The Indianapolis Star reported that the port authority halted the Fair Train because the ITM failed to meet requirements the authority had demanded.

These include providing medical certifications for ITM operating personnel, track inspection reports and track maintenance records.

This would have been the 30th year the train served the Indiana State Fair.

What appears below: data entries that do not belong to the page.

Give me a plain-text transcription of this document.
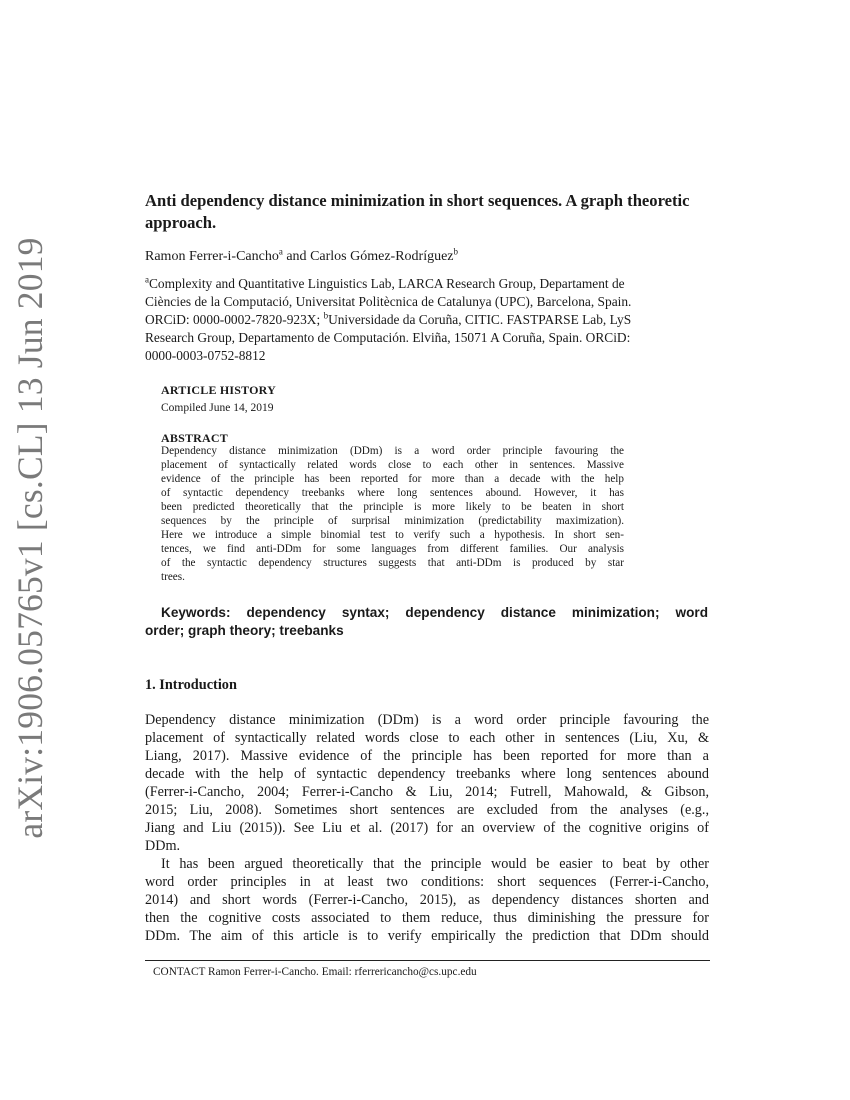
arXiv:1906.05765v1 [cs.CL] 13 Jun 2019
Anti dependency distance minimization in short sequences. A graph theoretic approach.
Ramon Ferrer-i-Cancho$^a$ and Carlos Gómez-Rodríguez$^b$
$^a$Complexity and Quantitative Linguistics Lab, LARCA Research Group, Departament de
Ciències de la Computació, Universitat Politècnica de Catalunya (UPC), Barcelona, Spain.
ORCiD: 0000-0002-7820-923X; $^b$Universidade da Coruña, CITIC. FASTPARSE Lab, LyS
Research Group, Departamento de Computación. Elviña, 15071 A Coruña, Spain. ORCiD:
0000-0003-0752-8812
ARTICLE HISTORY
Compiled June 14, 2019
ABSTRACT
Dependency distance minimization (DDm) is a word order principle favouring the
placement of syntactically related words close to each other in sentences. Massive
evidence of the principle has been reported for more than a decade with the help
of syntactic dependency treebanks where long sentences abound. However, it has
been predicted theoretically that the principle is more likely to be beaten in short
sequences by the principle of surprisal minimization (predictability maximization).
Here we introduce a simple binomial test to verify such a hypothesis. In short sen-
tences, we find anti-DDm for some languages from different families. Our analysis
of the syntactic dependency structures suggests that anti-DDm is produced by star
trees.
Keywords: dependency syntax; dependency distance minimization; word
order; graph theory; treebanks
1. Introduction
Dependency distance minimization (DDm) is a word order principle favouring the
placement of syntactically related words close to each other in sentences (Liu, Xu, &
Liang, 2017). Massive evidence of the principle has been reported for more than a
decade with the help of syntactic dependency treebanks where long sentences abound
(Ferrer-i-Cancho, 2004; Ferrer-i-Cancho & Liu, 2014; Futrell, Mahowald, & Gibson,
2015; Liu, 2008). Sometimes short sentences are excluded from the analyses (e.g.,
Jiang and Liu (2015)). See Liu et al. (2017) for an overview of the cognitive origins of
DDm.
It has been argued theoretically that the principle would be easier to beat by other
word order principles in at least two conditions: short sequences (Ferrer-i-Cancho,
2014) and short words (Ferrer-i-Cancho, 2015), as dependency distances shorten and
then the cognitive costs associated to them reduce, thus diminishing the pressure for
DDm. The aim of this article is to verify empirically the prediction that DDm should
CONTACT Ramon Ferrer-i-Cancho. Email: rferrericancho@cs.upc.edu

For three years during the 1980s, the Fair Train ran on former Monon tracks that have since been removed and the right of way converted to a trail.

The Star said that after the seven volunteers were terminated after making their allegations, the ITM was left without an operations board to care for the museum’s equipment and tracks.

The FRA subsequently conducted a limited safety inspection that found that the ITM’s equipment was working.

Obergfell said in his email that ITM did not provide enough information in time to save the Fair Train this year.

He said he rode along the tracks on Wednesday with two independent railroad inspectors and discovered several potentially dangerous places, including on the Fall Creek Bridge, which had “serious rusting” of a critical support structure.

Obergfell said bushes and trees are blocking the sight lines along the tracks through neighborhoods of Indianapolis.

Kehler countered that the track is in good enough condition to run the trains but ITM couldn’t get its engineer and conductor medical records in time.

“We gave the HHPS what we thought were sufficient records, but they asked for more,” he said.

Kehler said ITM personnel have not been allowed to conduct track repairs since March.

He said ITM’s 12 locomotive engineers are disheartened at the cancellation of the Fair Train. “This is the highlight of their year,” Kehler said.

“We will continue to work with HHPA, its rail consultant, and others associated with HHPA,” he said. “Our record of safety is unparalleled in our over 30-year operating history, and we will continue that record as we go forward.”